The reply from the Iranian Sport and Recreation Organization, written in Farsi and received Nov 18. Queries were submitted to Ahmadinejad’s website on Apr 26.
Tehran, Iran | With translation help from Portland, Oreg.-based writer and radio host Goudarz Eghtedari, we learn from Iran’s sporting authority that preparations are being made to facilitate coed attendance at football matches despite an ongoing ban by clerics.
Acknowledging that the “presence of women and all sections of the society at sport events will have some positive psychological impact on athletes,” the Iranian Sport and Recreation Organization writes in reply to questions submitted by the Global Game in April that “measures are in process to make sport complexes physically ready for this coed attendance.”
Iranian President Mahmoud Ahmadinejad instructed the sporting authority on Apr 24 to lift a ban on women’s attendance at men’s football, part of a broader gender segregation in place since the 1979 Islamic revolution. “Certain prejudices against women have nothing to do with Islam,” Ahmadinejad said at the time. “Unfortunately, whenever there is talk of social corruption, fingers are pointed at women. Shouldn’t men be blamed for the problems, too?” Clerics, however, who are the ultimate authority in Iranian political life, within two weeks had reversed Ahmadinejad’s action.
In the reply to the Global Game’s queries, the sporting authority did not specify how stadia would be modified to accommodate women. The plan in April, according to media reports, was to offer separate seating areas by gender.
Women’s participation in sport, including football, has not been in question. “There is no prohibition for women’s participation in any lawful sport in Iran,” writes the sport organization. A national women’s team competes in regional tournaments, including the West Asian Football Federation Women’s Championship in the fall of 2005. The team, however, is not recognized by FIFA. The preferred form of the sport, since women’s soccer was introduced in Iran in 1998, is futsal (see 7 Oct 05).
Eghtedari, host of “Voices of the Middle East” on KBOO-FM 90.7 in Portland, writes that “segregation is the problem for female athletes, and that they are not allowed to take part in international matches with males in the audience limits their potential for advancement.”
A still from Panahi’s feature Offside shows one of the girls detained after trying to sneak into Azadi Stadium. Jasper Rees of the Daily Telegraph calls Offside “one of the most compelling films about ordinary football fans ever made” (“Barred from the Game They Love,” 2 Jun 06).

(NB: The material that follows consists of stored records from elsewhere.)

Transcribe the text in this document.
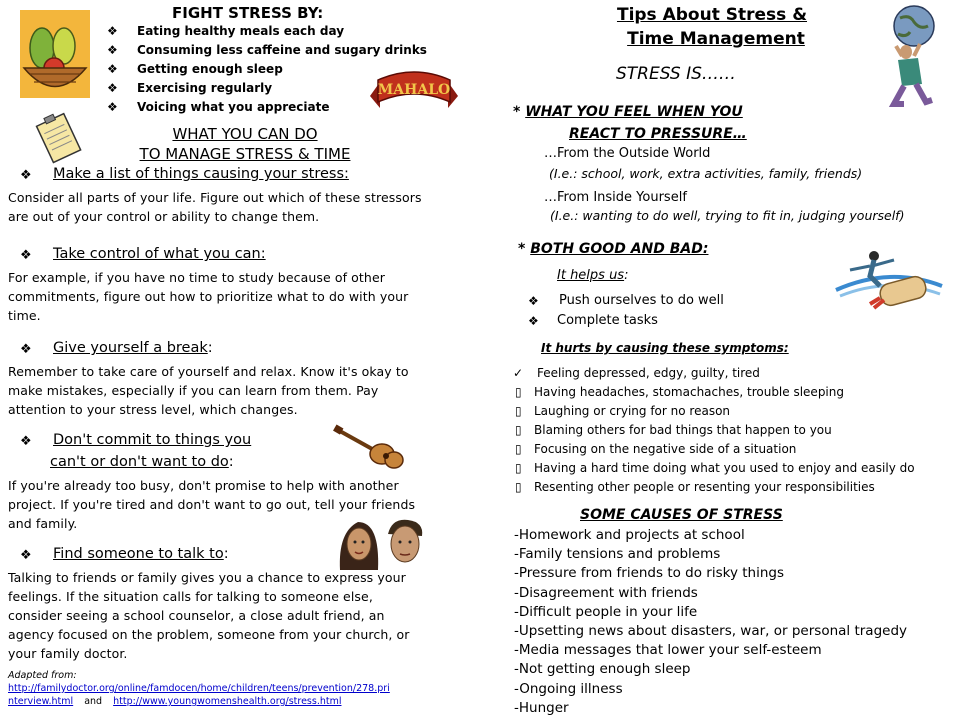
FIGHT STRESS BY:
❖ Eating healthy meals each day
❖ Consuming less caffeine and sugary drinks
❖ Getting enough sleep
❖ Exercising regularly
❖ Voicing what you appreciate
MAHALO
WHAT YOU CAN DO
TO MANAGE STRESS & TIME
❖ Make a list of things causing your stress:
Consider all parts of your life. Figure out which of these stressors are out of your control or ability to change them.
❖ Take control of what you can:
For example, if you have no time to study because of other commitments, figure out how to prioritize what to do with your time.
❖ Give yourself a break:
Remember to take care of yourself and relax. Know it's okay to make mistakes, especially if you can learn from them. Pay attention to your stress level, which changes.
❖ Don't commit to things you
can't or don't want to do:
If you're already too busy, don't promise to help with another project. If you're tired and don't want to go out, tell your friends and family.
❖ Find someone to talk to:
Talking to friends or family gives you a chance to express your feelings. If the situation calls for talking to someone else, consider seeing a school counselor, a close adult friend, an agency focused on the problem, someone from your church, or your family doctor.
Adapted from:
http://familydoctor.org/online/famdocen/home/children/teens/prevention/278.pri
nterview.html and http://www.youngwomenshealth.org/stress.html
Tips About Stress &
Time Management
STRESS IS……
* WHAT YOU FEEL WHEN YOU
REACT TO PRESSURE…
…From the Outside World
(I.e.: school, work, extra activities, family, friends)
…From Inside Yourself
(I.e.: wanting to do well, trying to fit in, judging yourself)
* BOTH GOOD AND BAD:
It helps us:
❖ Push ourselves to do well
❖ Complete tasks
It hurts by causing these symptoms:
✓ Feeling depressed, edgy, guilty, tired
▯ Having headaches, stomachaches, trouble sleeping
▯ Laughing or crying for no reason
▯ Blaming others for bad things that happen to you
▯ Focusing on the negative side of a situation
▯ Having a hard time doing what you used to enjoy and easily do
▯ Resenting other people or resenting your responsibilities
SOME CAUSES OF STRESS
-Homework and projects at school
-Family tensions and problems
-Pressure from friends to do risky things
-Disagreement with friends
-Difficult people in your life
-Upsetting news about disasters, war, or personal tragedy
-Media messages that lower your self-esteem
-Not getting enough sleep
-Ongoing illness
-Hunger
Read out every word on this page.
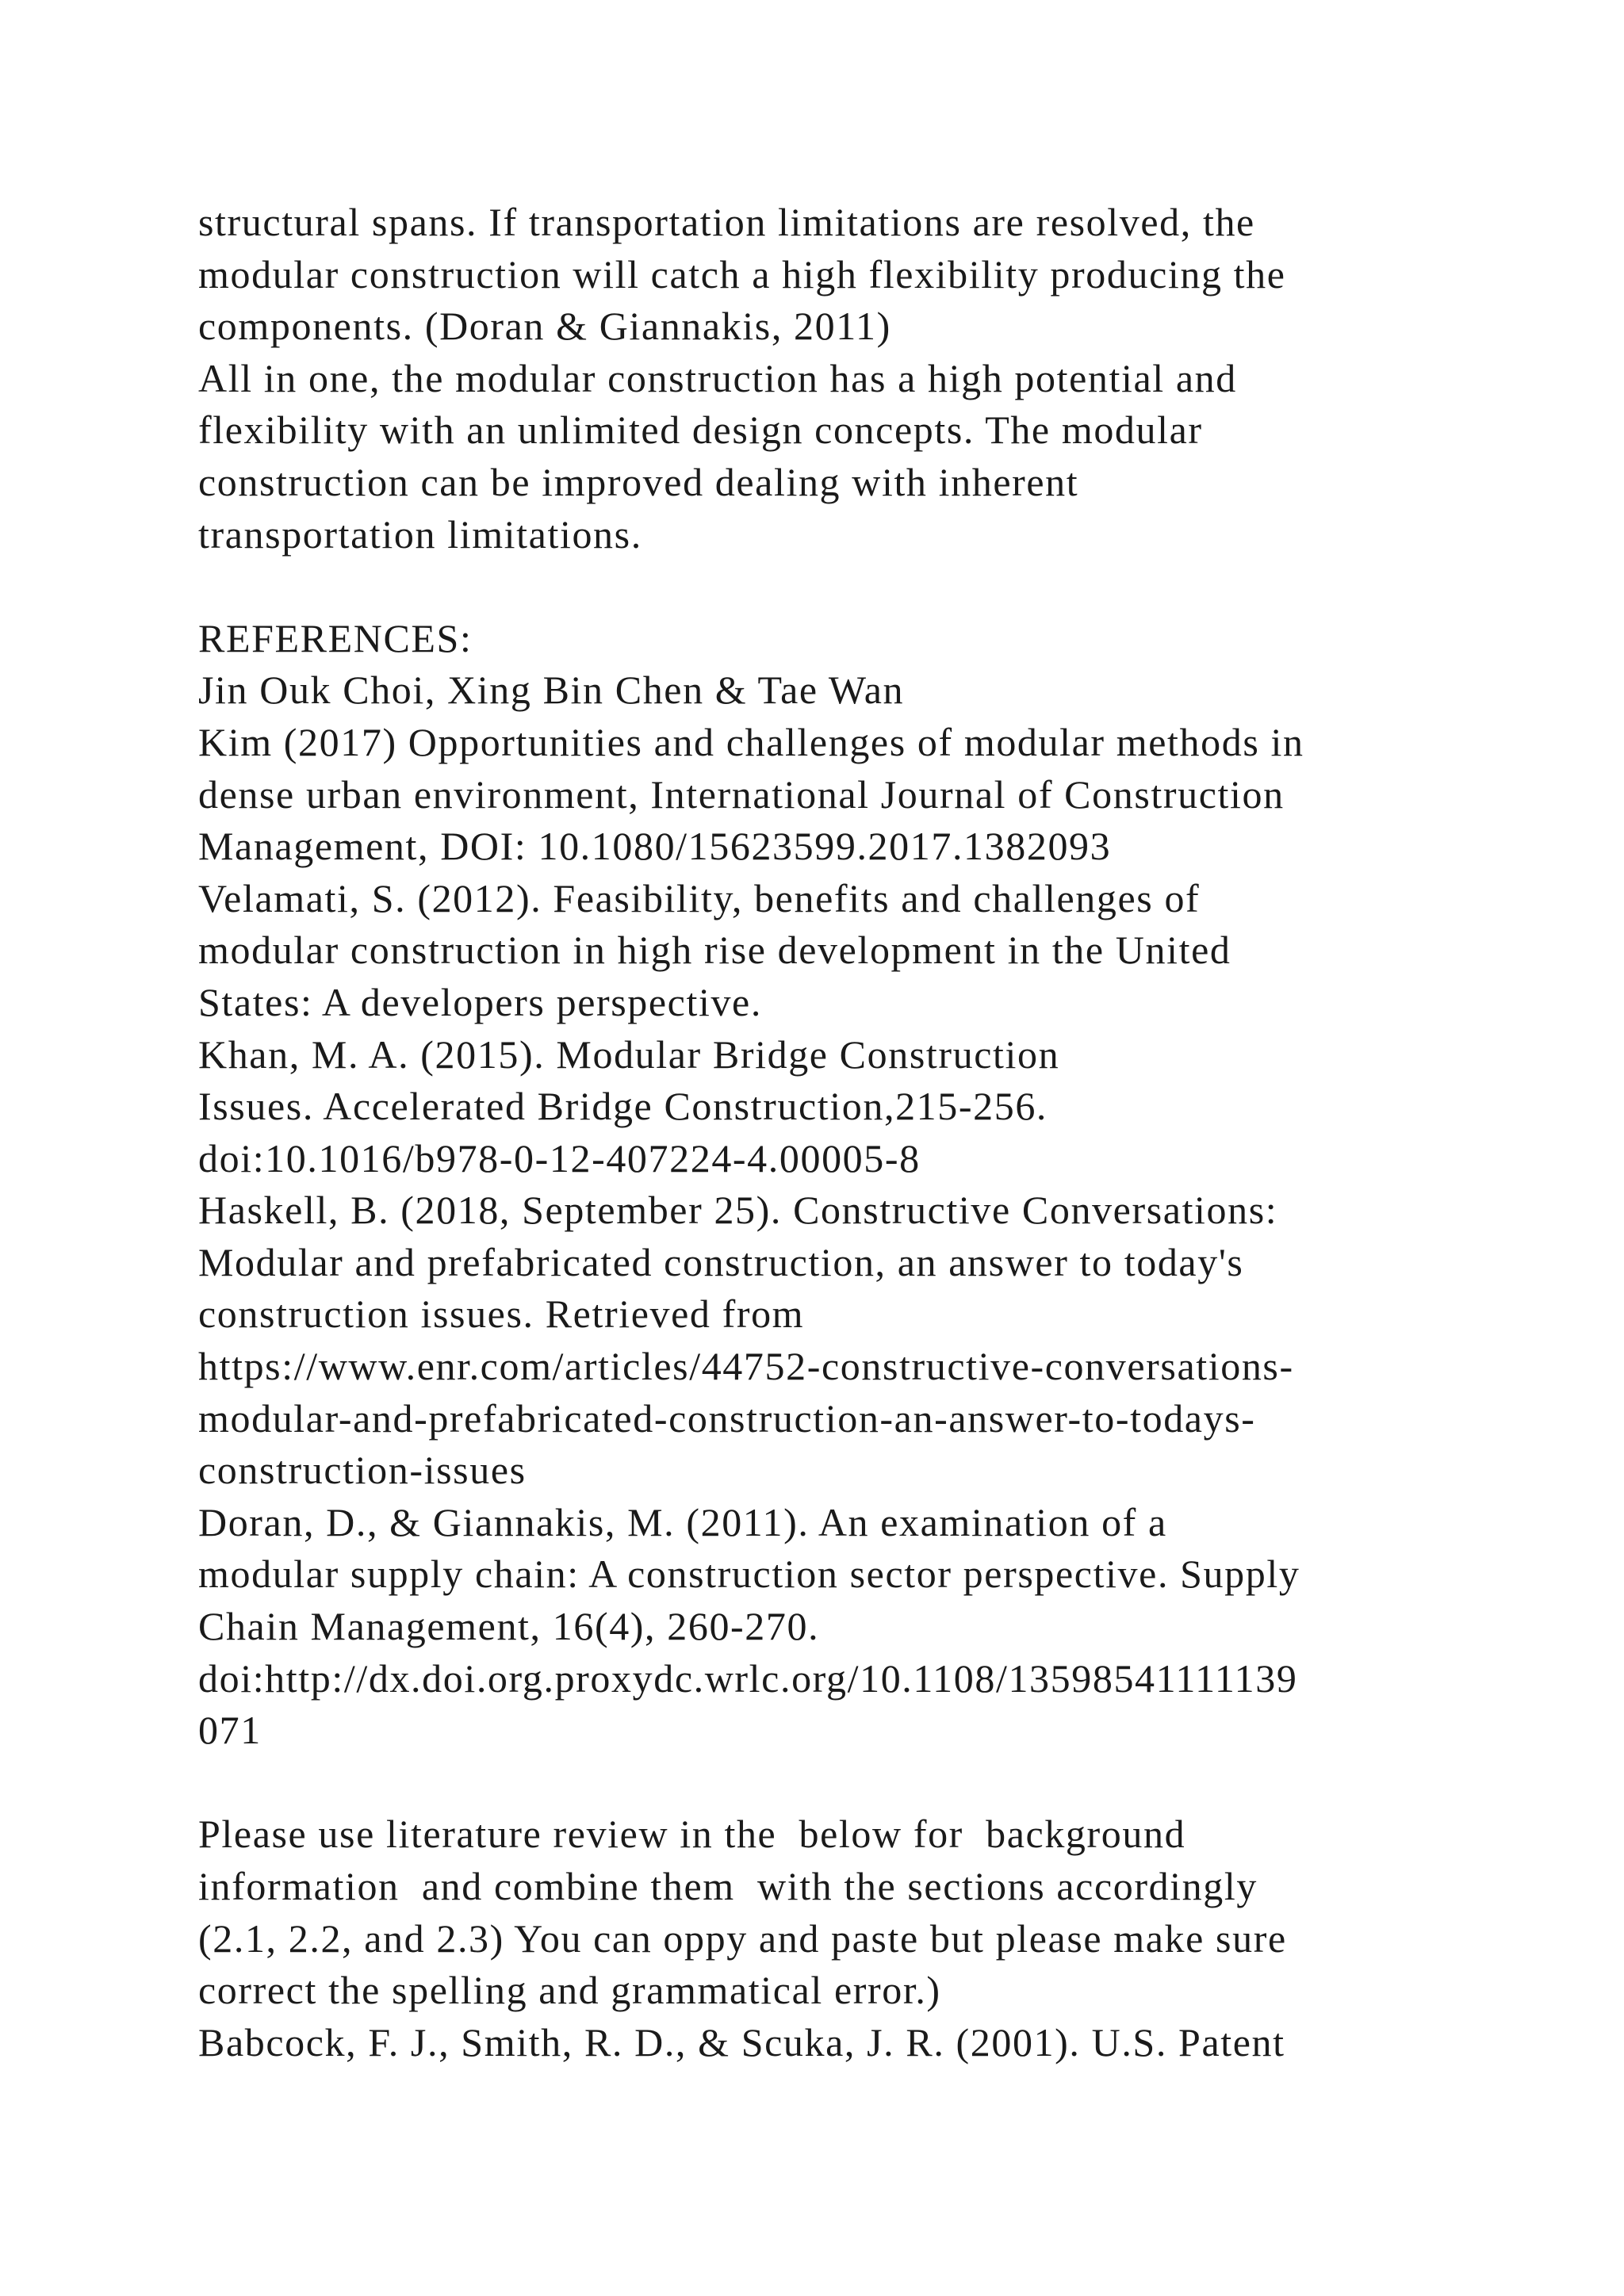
structural spans. If transportation limitations are resolved, the
modular construction will catch a high flexibility producing the
components. (Doran & Giannakis, 2011)
All in one, the modular construction has a high potential and
flexibility with an unlimited design concepts. The modular
construction can be improved dealing with inherent
transportation limitations.
REFERENCES:
Jin Ouk Choi, Xing Bin Chen & Tae Wan
Kim (2017) Opportunities and challenges of modular methods in
dense urban environment, International Journal of Construction
Management, DOI: 10.1080/15623599.2017.1382093
Velamati, S. (2012). Feasibility, benefits and challenges of
modular construction in high rise development in the United
States: A developers perspective.
Khan, M. A. (2015). Modular Bridge Construction
Issues. Accelerated Bridge Construction,215-256.
doi:10.1016/b978-0-12-407224-4.00005-8
Haskell, B. (2018, September 25). Constructive Conversations:
Modular and prefabricated construction, an answer to today's
construction issues. Retrieved from
https://www.enr.com/articles/44752-constructive-conversations-
modular-and-prefabricated-construction-an-answer-to-todays-
construction-issues
Doran, D., & Giannakis, M. (2011). An examination of a
modular supply chain: A construction sector perspective. Supply
Chain Management, 16(4), 260-270.
doi:http://dx.doi.org.proxydc.wrlc.org/10.1108/13598541111139
071
Please use literature review in the  below for  background
information  and combine them  with the sections accordingly
(2.1, 2.2, and 2.3) You can oppy and paste but please make sure
correct the spelling and grammatical error.)
Babcock, F. J., Smith, R. D., & Scuka, J. R. (2001). U.S. Patent
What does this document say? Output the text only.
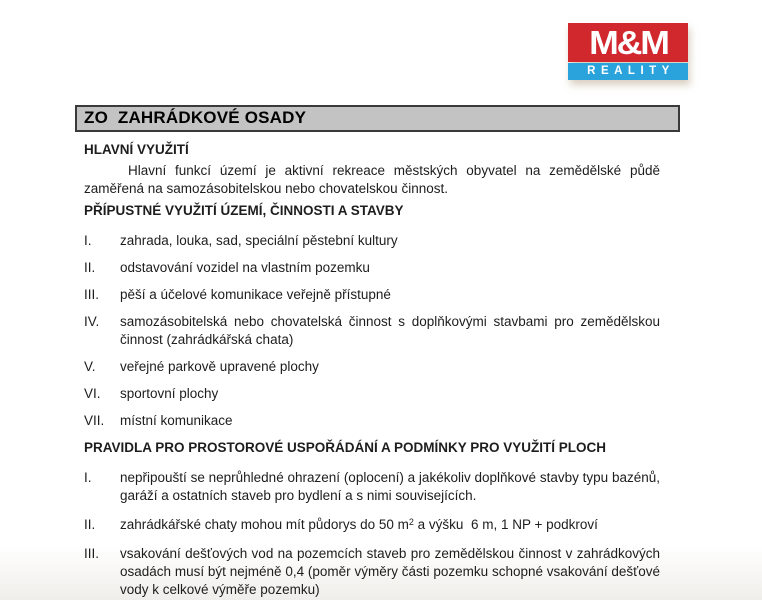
M&M
REALITY
ZO  ZAHRÁDKOVÉ OSADY
HLAVNÍ VYUŽITÍ

Hlavní funkcí území je aktivní rekreace městských obyvatel na zemědělské půdě zaměřená na samozásobitelskou nebo chovatelskou činnost.

PŘÍPUSTNÉ VYUŽITÍ ÚZEMÍ, ČINNOSTI A STAVBY
I.	zahrada, louka, sad, speciální pěstební kultury
II.	odstavování vozidel na vlastním pozemku
III.	pěší a účelové komunikace veřejně přístupné
IV.	samozásobitelská nebo chovatelská činnost s doplňkovými stavbami pro zemědělskou činnost (zahrádkářská chata)
V.	veřejné parkově upravené plochy
VI.	sportovní plochy
VII.	místní komunikace
PRAVIDLA PRO PROSTOROVÉ USPOŘÁDÁNÍ A PODMÍNKY PRO VYUŽITÍ PLOCH
I.	nepřipouští se neprůhledné ohrazení (oplocení) a jakékoliv doplňkové stavby typu bazénů, garáží a ostatních staveb pro bydlení a s nimi souvisejících.
II.	zahrádkářské chaty mohou mít půdorys do 50 $m^2$ a výšku  6 m, 1 NP + podkroví
III.	vsakování dešťových vod na pozemcích staveb pro zemědělskou činnost v zahrádkových osadách musí být nejméně 0,4 (poměr výměry části pozemku schopné vsakování dešťové vody k celkové výměře pozemku)
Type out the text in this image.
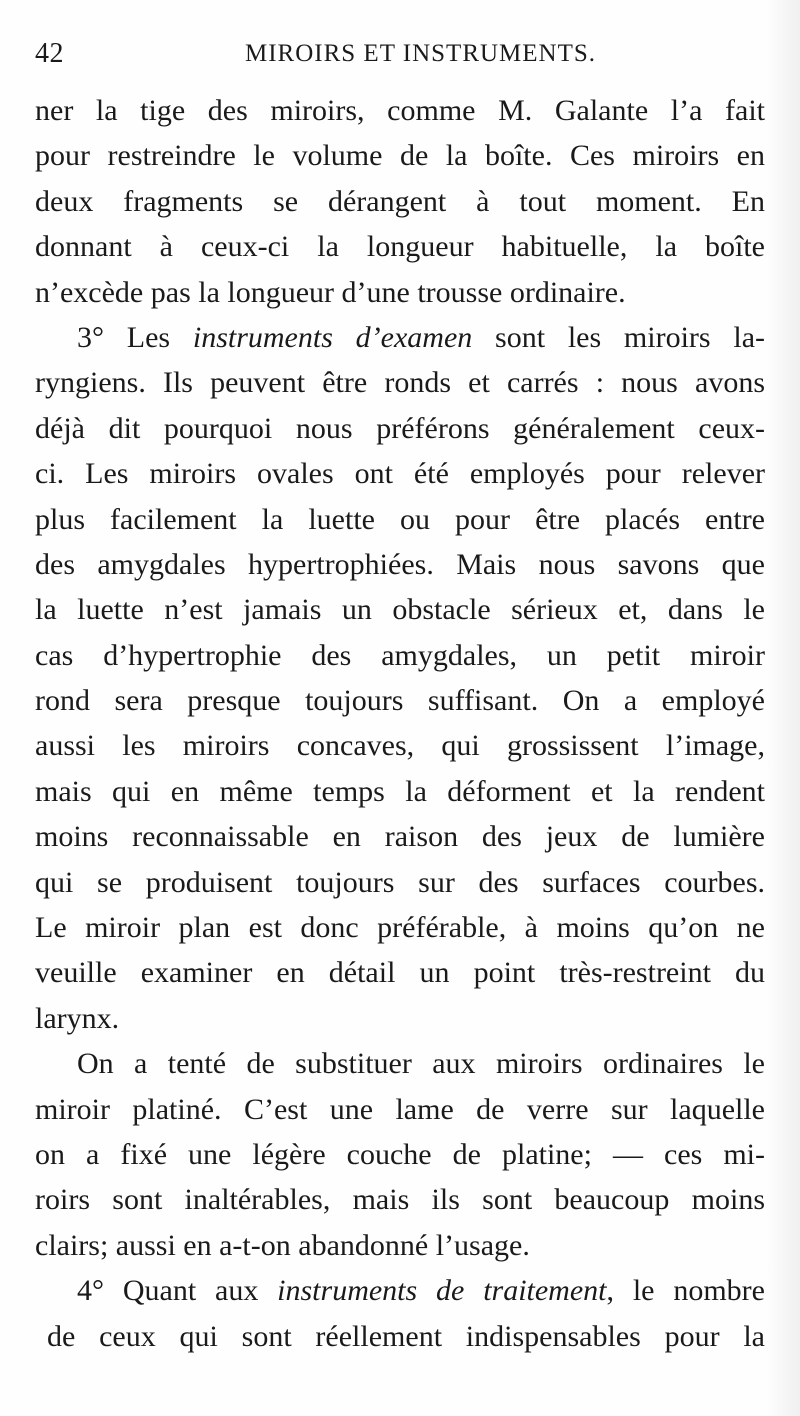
42	MIROIRS ET INSTRUMENTS.
ner la tige des miroirs, comme M. Galante l’a fait
pour restreindre le volume de la boîte. Ces miroirs en
deux fragments se dérangent à tout moment. En
donnant à ceux-ci la longueur habituelle, la boîte
n’excède pas la longueur d’une trousse ordinaire.
3° Les instruments d’examen sont les miroirs la-
ryngiens. Ils peuvent être ronds et carrés : nous avons
déjà dit pourquoi nous préférons généralement ceux-
ci. Les miroirs ovales ont été employés pour relever
plus facilement la luette ou pour être placés entre
des amygdales hypertrophiées. Mais nous savons que
la luette n’est jamais un obstacle sérieux et, dans le
cas d’hypertrophie des amygdales, un petit miroir
rond sera presque toujours suffisant. On a employé
aussi les miroirs concaves, qui grossissent l’image,
mais qui en même temps la déforment et la rendent
moins reconnaissable en raison des jeux de lumière
qui se produisent toujours sur des surfaces courbes.
Le miroir plan est donc préférable, à moins qu’on ne
veuille examiner en détail un point très-restreint du
larynx.
On a tenté de substituer aux miroirs ordinaires le
miroir platiné. C’est une lame de verre sur laquelle
on a fixé une légère couche de platine; — ces mi-
roirs sont inaltérables, mais ils sont beaucoup moins
clairs; aussi en a-t-on abandonné l’usage.
4° Quant aux instruments de traitement, le nombre
de ceux qui sont réellement indispensables pour la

Women’s rights activist Mahboubeh Abbass-Gholizadeh, whose leg was broken in Jun 05 as part of a demonstration among women seeking entry to a World Cup qualifier, concurs in an April interview with Radio Free Europe/Radio Liberty.
Under the current conditions—in which a woman who wants to travel needs her husband’s permission, in which academic places, universities, scientific locations, and recreational places like coffee shops are segregated—women or young girls cannot easily gain access to public places. And this segregation shows that we cannot say that women and men use public places equally.
Abbass-Gholizadeh sees the admission of women to football matches as a stepping-stone to other reforms. Sport seems a potent area for challenge of cultural and political norms. Women have participated in large public celebrations after Iran’s World Cup successes in 1998 and 2006. Rally car driver Laleh Seddigh—called “the little Schumacher”—has implicitly challenged the male ruling establishment through her victories. In October, the 2004 national champion was barred from participating in a race. Organizers cited “security problems.”
Iranian director Jafar Panahi‘s film Offside has been touring the festival circuit to acclaim. The quasi-documentary about women trying to sneak inside Azadi Stadium to see Iran’s World Cup qualifier—art imitating life—has been banned from public theaters in Iran (see a clip concerning one of the women, who are detained, trying to take a halftime toilet break). To Panahi, in an interview with website Open Democracy (“Offside Rules: An Interview with Jafar Panahi,” 6 Jul 06), restrictions on women’s attendance are an “unwritten law”; there is no written ban. As women have done in Iran in order to experience aspects of life denied to them, Panahi’s protagonists must disguise themselves as boys in order to sneak past a security detail.
I believe that it is the greatest insult to women that they have to deny their identity as women and have to dress as men to take part in society. So yes, there is humour, but it is bitter humour. You may laugh at it, but nevertheless you feel very sad that women have to deny their femininity to take part in a function where men can take part.
While women continue their campaign to watch football, the state as of Feb 07 has cracked down on women playing rugby, according to Radio Farda. Hamid Tehrani of Global Voices, who translates an online report, says seven teams had been organized into a national competition (see pictures). The government, however, has banned the sport on the premise that only male coaches are available.